The team suffered a disappointment in today's final stage, as Subaru's Chris Atkinson was able to outpace Gronholm's young teammate, Mikko Hirvonen, and steal away fourth place overall, by the thinnest of margins -- mere 0.2 seconds separated the two at the finish.
"I'm really disappointed to lose fourth but happy with the way the weekend went," the young Finn said. "I enjoyed a brilliant fight with Chris and just lost out. But full credit to him, he won fair and square. I just lost some tenths entering a few of the turns ..."
With tarmac rallies always having been Loeb's strong point -- and three of Sordo's four 2006 podiums were on the hard surface as well -- the Ford team is still confident, as focus shifts to the snowy surfaces in Sweden and Norway.
For Subaru, things looked bad for a while, but Atkinson's stage win in Monaco ended the rally on a high note for the team. Having switched to BFGoodrich tires after a 2006 season to forget, it was exactly the morale-booster that the team needed to start the new season.
"Getting fourth place back from Mikko on this stage is a massive result for us," Atkinson beamed. "To be fighting like this on asphalt is so encouraging for the team. It was fantastic to do it in front of so many people and in this setting. I think this is one of the best rallies we've ever had. It feels like we've reached a new level on asphalt and the team is coming along very well."
Subaru's lead driver, Petter Solberg, took sixth after some struggles on the second leg, 44 seconds off Atkinson's pace, but still 26 seconds ahead of the top privateer entry, Toni Gardemeister.
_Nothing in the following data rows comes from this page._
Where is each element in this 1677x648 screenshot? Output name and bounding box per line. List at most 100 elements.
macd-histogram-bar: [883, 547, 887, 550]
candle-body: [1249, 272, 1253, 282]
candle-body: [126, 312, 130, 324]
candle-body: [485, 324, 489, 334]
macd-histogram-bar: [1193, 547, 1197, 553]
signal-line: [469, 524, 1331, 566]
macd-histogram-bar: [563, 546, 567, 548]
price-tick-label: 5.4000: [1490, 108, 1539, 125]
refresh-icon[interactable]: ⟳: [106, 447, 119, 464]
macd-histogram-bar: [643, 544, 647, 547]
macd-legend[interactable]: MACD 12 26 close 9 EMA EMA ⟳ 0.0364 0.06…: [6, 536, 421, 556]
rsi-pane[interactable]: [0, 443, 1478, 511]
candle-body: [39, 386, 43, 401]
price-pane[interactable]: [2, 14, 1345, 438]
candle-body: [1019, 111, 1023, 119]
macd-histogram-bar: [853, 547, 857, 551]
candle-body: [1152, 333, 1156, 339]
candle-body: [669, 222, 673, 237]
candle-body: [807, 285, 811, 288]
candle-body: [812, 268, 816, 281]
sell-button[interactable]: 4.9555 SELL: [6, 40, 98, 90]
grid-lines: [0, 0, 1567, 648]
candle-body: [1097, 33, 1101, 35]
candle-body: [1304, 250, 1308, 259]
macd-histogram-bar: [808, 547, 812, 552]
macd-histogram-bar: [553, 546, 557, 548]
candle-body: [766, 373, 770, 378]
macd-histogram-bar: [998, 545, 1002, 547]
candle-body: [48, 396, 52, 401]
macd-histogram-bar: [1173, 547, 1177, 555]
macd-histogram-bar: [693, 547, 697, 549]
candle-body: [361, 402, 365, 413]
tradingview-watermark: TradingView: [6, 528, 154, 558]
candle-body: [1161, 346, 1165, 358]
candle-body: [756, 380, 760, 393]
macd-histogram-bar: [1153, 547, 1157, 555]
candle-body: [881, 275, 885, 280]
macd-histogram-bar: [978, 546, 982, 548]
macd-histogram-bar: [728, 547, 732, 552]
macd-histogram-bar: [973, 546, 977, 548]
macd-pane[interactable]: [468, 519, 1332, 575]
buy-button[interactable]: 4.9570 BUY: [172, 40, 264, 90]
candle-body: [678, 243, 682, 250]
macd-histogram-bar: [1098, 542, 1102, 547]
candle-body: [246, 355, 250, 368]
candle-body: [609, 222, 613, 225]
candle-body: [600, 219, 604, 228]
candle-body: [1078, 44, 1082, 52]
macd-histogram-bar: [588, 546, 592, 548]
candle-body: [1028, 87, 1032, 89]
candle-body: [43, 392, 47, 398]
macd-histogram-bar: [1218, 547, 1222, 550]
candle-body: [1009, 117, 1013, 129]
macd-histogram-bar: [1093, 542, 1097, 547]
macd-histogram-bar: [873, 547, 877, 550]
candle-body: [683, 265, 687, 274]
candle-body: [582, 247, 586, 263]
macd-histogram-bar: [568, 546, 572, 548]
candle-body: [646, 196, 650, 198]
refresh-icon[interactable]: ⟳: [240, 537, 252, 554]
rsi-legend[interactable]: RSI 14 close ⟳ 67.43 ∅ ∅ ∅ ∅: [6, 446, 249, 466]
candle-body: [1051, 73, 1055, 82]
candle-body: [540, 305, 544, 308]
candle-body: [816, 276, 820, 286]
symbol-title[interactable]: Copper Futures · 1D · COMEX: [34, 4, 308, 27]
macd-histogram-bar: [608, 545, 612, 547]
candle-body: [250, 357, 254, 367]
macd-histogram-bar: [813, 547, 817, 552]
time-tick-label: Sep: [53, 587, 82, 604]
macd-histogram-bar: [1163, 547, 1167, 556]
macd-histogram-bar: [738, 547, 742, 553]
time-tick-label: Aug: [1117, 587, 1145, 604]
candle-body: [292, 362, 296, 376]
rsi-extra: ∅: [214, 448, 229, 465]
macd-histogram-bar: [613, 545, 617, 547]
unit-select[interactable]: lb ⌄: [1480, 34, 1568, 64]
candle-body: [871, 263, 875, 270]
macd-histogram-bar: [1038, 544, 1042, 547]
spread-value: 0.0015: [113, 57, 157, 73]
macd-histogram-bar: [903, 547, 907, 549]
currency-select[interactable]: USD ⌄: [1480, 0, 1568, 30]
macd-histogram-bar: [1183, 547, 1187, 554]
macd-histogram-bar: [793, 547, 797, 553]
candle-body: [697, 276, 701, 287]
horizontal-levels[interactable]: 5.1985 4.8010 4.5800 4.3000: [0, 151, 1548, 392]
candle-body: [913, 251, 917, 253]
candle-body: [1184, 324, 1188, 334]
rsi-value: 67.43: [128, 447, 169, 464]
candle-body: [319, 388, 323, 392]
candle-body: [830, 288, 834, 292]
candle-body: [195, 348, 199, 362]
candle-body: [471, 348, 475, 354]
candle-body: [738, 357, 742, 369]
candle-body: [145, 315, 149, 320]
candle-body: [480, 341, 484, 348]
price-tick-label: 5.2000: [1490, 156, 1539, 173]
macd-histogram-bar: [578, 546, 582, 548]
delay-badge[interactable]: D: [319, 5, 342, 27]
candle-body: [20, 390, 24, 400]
Gardemeister, driving a self-entered 2005-spec Mitsubishi Lancer after a sponsorship deal collapsed shortly before the rally, was satisfied with the outcome, even if he was not able to keep up with Solberg's works Subaru.
"My goal was a top-three finish," the Finn said. "If the conditions had been difficult, that could have well been possible. But now I will drive at least in Sweden and Norway, and there I will have a chance to do much better than here."
Jan Kopecky took the final point with an eighth-place finish in his works-supported Skoda Fabia WRC, entered by Czech Rally Team, driving with consistency belying his young age. Kopecky, like many drivers from western and central Europe, grew up driving on asphalt roads, though, so he will have a new challenge on the next two rounds.
Manfred Stohl took tenth for OMV Kronos Citroen, 37 seconds behind ninth-placed local hero, Jean-Marie Cuoq.
Stobart M-Sport was looking strong through much of the weekend, with new WRC talent Jari-Matti Latvala running in a manufacturer points-paying position, but Latvala got caught out by some gravel on Saturday's final stage, and slid his Focus into a wall. Stobart had to be satisfied with Matthew Wilson's 12th and Henning Solberg's 14th places.
The WRC now moves on to the "white fluffy stuff" in the Swedish Rally in three weeks' time, with Rally Norway the following weekend.